Una serie di installazioni interattive, macro-oggetti, micro-costruzioni e mostre hanno esplorato il superamento dei confini disciplinari: il tema è stato sviluppato come ampliamento della visione progettuale a nuove sinergie, a contaminazioni con ambiti di ricerca diversi, quali il cinema, la fotografia; e come applicazione di architettura e design a settori in evoluzione quali il digitale, la tecnologia, la ricerca sulla sostenibilità.
Casetta del Viandante
Mostra ufficiale della XXI Triennale Internazionale di Milano ‘Design After Design’
A cura di Marco Ferreri. Progetti di Marco Ferreri, Michele De Lucchi, Stefano Giovannoni, Denis Santachiara con Cacciati Costruzioni e Restauri, Artemide
“Open Borders significa non avere confini: è un concetto che si lega al camminare. Camminare è percorrere sentieri sempre diversi, sorprendersi ogni volta. L’idea di queste casette nasce osservando le persone che, soprattutto in primavera-estate, percorrono la via degli Abati nella campagna piacentina. Da qui nasce l’idea di dare a queste persone la possibilità di avere un’ospitalità adeguata al loro pensiero. Queste piccole case, messe sul territorio di fianco ad aziende agricole, però autonome, possono diventare un piccolo aiuto anche economico, intese come un albergo diffuso.”
Marco Ferreri, architetto
“La mia casetta del viandante si riferisce alla letteratura romantica sul viandante: dentro ci sarà un’altra casetta ancora più piccola, un letto gonfiabile che diventa una casetta.

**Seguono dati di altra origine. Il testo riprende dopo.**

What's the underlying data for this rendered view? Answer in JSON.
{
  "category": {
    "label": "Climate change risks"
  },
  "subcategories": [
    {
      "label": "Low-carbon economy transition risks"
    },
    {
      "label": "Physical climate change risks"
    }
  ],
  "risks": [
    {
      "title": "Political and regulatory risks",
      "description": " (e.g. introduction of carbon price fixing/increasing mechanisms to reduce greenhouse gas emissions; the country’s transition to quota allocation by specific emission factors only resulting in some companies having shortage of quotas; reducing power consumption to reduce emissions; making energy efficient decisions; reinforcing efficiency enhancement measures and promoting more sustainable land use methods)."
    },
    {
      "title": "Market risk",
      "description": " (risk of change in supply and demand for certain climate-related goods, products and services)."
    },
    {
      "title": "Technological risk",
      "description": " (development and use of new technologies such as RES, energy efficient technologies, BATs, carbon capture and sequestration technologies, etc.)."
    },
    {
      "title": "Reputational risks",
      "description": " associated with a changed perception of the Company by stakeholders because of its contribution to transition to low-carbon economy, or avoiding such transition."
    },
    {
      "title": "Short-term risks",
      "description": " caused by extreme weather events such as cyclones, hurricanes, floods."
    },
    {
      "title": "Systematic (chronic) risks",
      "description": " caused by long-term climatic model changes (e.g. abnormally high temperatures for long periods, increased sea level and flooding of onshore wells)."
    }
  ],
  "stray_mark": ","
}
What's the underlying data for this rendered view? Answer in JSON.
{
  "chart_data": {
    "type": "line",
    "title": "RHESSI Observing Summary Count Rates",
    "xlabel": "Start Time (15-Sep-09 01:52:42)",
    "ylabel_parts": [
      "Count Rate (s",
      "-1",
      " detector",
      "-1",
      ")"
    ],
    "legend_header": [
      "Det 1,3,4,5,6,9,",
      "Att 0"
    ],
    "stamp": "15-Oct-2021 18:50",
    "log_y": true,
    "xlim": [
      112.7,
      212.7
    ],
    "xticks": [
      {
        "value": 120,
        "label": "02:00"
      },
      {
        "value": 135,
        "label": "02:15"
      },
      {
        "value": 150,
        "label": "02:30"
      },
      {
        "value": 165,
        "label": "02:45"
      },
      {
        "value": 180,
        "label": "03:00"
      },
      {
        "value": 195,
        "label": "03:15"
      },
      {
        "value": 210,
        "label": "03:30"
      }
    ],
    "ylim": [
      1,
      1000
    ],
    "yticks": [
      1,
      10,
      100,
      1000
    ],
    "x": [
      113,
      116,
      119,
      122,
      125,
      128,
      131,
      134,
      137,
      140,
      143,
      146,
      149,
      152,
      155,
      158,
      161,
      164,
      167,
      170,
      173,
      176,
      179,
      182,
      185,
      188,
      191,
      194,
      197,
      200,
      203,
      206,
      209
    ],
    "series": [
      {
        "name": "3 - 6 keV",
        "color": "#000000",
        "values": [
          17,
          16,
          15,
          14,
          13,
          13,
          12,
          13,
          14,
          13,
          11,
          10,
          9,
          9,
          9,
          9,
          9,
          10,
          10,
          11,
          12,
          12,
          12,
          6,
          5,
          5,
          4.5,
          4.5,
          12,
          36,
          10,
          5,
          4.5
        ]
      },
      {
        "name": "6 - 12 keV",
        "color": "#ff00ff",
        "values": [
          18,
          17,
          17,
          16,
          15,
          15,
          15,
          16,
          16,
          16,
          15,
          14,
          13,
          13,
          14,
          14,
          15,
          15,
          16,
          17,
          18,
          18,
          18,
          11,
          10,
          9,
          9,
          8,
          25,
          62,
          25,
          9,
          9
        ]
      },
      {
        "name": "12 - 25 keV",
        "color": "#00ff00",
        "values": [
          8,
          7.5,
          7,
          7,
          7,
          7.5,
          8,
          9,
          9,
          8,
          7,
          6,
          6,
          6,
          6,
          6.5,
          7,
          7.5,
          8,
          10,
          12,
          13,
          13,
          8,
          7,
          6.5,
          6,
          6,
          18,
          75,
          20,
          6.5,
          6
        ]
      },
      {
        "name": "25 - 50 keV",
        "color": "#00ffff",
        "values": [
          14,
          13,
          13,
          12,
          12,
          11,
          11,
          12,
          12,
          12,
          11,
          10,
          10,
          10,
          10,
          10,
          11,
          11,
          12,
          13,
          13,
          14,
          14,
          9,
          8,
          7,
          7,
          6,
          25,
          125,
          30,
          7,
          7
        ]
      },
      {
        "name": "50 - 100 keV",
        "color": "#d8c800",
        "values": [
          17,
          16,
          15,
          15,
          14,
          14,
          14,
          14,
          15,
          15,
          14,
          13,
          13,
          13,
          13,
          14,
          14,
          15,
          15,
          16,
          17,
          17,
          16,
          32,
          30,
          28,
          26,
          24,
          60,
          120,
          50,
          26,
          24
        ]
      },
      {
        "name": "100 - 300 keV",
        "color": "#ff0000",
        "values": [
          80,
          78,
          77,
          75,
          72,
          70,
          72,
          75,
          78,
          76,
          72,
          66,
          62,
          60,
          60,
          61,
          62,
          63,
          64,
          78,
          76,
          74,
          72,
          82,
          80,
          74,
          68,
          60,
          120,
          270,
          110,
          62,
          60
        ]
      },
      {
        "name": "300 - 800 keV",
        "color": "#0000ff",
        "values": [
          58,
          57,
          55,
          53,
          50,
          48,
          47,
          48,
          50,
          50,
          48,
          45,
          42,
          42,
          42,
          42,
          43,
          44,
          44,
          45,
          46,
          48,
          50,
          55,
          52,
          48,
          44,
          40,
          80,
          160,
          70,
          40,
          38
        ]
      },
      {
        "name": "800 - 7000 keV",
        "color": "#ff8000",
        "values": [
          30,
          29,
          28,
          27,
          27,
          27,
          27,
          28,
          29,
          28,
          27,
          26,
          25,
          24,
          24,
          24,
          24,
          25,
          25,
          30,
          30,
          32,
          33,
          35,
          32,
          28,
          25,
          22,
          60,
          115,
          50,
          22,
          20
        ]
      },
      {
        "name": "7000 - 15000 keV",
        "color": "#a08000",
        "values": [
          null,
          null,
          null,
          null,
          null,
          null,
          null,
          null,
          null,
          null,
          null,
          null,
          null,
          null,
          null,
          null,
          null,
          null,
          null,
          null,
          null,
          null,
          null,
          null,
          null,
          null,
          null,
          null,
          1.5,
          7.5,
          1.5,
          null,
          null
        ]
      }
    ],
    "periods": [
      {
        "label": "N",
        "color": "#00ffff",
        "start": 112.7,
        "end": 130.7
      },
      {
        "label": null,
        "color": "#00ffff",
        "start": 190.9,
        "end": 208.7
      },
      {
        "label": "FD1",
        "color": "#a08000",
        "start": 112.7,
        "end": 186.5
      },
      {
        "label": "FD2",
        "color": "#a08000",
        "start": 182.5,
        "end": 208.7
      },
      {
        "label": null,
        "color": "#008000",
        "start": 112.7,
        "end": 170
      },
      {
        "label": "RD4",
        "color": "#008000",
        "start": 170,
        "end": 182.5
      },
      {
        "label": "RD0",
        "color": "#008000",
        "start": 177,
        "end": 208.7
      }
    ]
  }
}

Interni è aperta a qualsiasi modalità di pensare il progetto e non subisce il limite di doversi rivolgere ai mercati; cerca di raccogliere il meglio delle idee e di comunicarle al pubblico.”
Denis Santachiara, designer
“La Rabbit Chair è una seduta-coniglio che diventa l’elemento caratterizzante all’interno della casetta. È un prodotto che ha la caratteristica di essere un oggetto scultoreo, figurativo, ma anche pratico, una seduta. Lo stesso design negli ultimi anni si è avvicinato al contesto artistico, perché il pubblico è esigente, cerca qualcosa di innovativo, oggetti dalla forte identità.”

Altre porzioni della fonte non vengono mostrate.